Tuesday, March 25, 2008
Beginnings
Monday, March 24, 2008
CHANGE ADVOCACY
History flows over with examples of men and women who were expelled and exiled from social institutions great and small because they clashed with the institutional ethos and process. Socrates was not destroyed because he was an evil man, but because he was so good a man that his fellow Athenians could not tolerate his presence on the streets of
Institutions do not welcome men and women of insight, energy and vision - men and women who are not in complete accord with the institution and its stated and unstated aspirations. The individual who is conscious of the dichotomy is immediately thrust into an adversarial position - but the individual has needs, hopes, and competencies that achieve their greatest actuality only in the context of the institution.
The individual, conscious of conflict with the institution, survives by being a change advocate, prospers by making change, and sometimes by being changed. The question assumes that institutions, among other problems, are hostile to change agents, have cruel and divisive defense strategies, and can exercise powerful force against the individual who seeks to alter what the institution perceives as the unalterable. The powerful forces may be sledgehammer-like, or of a silk and velvet texture, but in a practical personal sense, there is little difference between being pummeled and being strangled.
One early choice the individual faces is a choice of goals, style and sometimes circumstance. It is the choice of Achilles, son of Atreas: the choice between a short, glorious and spectacular life, and a long and seemingly less eventful one. Each option has its special lure and rewards. It is important for the individual to establish and maintain control over the option, and to determine the strategy in either case.
Controlling this option requires clarity of goals and a day-to-day understanding of objectives. The advantage to the individual is that individual goals are easily definable while institutional goals often are not. The other advantage is a more obvious one: the individual is stronger, more spontaneous, and much smarter than the institution.
Despite the position of strength, the individual is susceptible to doubt, error, trusting too much, trusting too little, loneliness and discouragement. The institution is ready, of course, to take advantage of the moment and to deal with the individual with dispatch. Following are some suggestions culled from both moments of despair and of triumph. A person's own strategy is a sensitive and personal one honed through experience and struggle, but these are elements that may be helpful parts.
Saturday, March 15, 2008
I. CORRECT ANALYSIS OF INSTITUTION GOALS & PROCESSES
Knowing your enemy is a key aspect of military strategy, which applies well here. The individual must determine what the goals of the institution are. This assumes both stated and real goals.
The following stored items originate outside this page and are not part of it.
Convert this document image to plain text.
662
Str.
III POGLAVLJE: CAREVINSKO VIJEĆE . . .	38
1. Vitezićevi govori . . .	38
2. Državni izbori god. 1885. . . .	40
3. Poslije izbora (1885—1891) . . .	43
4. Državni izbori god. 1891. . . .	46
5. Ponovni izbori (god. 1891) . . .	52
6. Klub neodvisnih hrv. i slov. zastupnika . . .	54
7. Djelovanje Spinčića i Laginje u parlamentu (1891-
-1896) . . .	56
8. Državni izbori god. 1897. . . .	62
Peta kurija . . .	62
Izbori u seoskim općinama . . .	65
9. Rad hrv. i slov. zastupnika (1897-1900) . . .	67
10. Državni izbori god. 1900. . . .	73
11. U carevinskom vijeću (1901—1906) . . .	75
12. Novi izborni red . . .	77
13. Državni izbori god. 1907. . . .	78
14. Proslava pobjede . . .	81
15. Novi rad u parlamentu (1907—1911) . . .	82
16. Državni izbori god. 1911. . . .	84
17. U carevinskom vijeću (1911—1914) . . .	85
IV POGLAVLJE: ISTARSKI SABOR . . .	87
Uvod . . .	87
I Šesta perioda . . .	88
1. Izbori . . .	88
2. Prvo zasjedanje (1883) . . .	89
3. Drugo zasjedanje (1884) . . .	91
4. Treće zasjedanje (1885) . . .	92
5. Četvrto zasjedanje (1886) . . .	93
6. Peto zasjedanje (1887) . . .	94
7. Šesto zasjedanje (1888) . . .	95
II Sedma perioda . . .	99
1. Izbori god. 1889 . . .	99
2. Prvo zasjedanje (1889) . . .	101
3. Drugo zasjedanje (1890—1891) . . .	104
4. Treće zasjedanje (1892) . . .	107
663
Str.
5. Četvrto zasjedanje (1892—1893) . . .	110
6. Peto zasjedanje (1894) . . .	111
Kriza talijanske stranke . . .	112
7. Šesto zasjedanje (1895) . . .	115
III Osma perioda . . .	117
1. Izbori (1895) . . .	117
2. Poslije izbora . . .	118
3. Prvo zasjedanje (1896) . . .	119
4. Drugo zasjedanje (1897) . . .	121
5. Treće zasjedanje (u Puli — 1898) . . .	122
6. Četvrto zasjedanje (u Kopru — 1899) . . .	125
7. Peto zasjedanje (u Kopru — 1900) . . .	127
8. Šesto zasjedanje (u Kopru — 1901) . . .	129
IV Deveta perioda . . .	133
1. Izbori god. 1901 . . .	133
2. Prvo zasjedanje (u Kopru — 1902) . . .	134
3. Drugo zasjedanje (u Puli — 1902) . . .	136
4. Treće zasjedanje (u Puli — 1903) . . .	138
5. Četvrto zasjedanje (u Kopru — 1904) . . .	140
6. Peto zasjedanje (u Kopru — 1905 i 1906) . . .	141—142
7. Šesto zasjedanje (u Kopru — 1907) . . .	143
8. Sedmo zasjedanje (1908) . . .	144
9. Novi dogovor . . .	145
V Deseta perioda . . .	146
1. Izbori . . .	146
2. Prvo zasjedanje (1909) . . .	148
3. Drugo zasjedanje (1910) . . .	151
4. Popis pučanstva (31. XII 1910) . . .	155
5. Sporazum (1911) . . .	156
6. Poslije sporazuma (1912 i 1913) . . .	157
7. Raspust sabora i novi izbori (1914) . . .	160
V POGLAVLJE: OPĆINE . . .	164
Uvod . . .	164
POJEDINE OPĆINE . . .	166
An understanding of the goals helps focus individual action. If some goals are mutually held, well and good: let that be a definable point of confluence. When goals are not commonly held, define clearly the goals and their differences and use this data as part of a plan to act.
The same applies for institutional process, how the institution does things. Define this clearly, painstakingly. Identify points of agreement and disagreement. Focus on individual priorities. Unless this analysis is carefully done and continually revised, the individual flounders, lacks focus, and grasps at straws. Tremendous energy is wasted, dissipated, and the individual is left ineffective, often frustrated and bitter, and all for no apparent reason.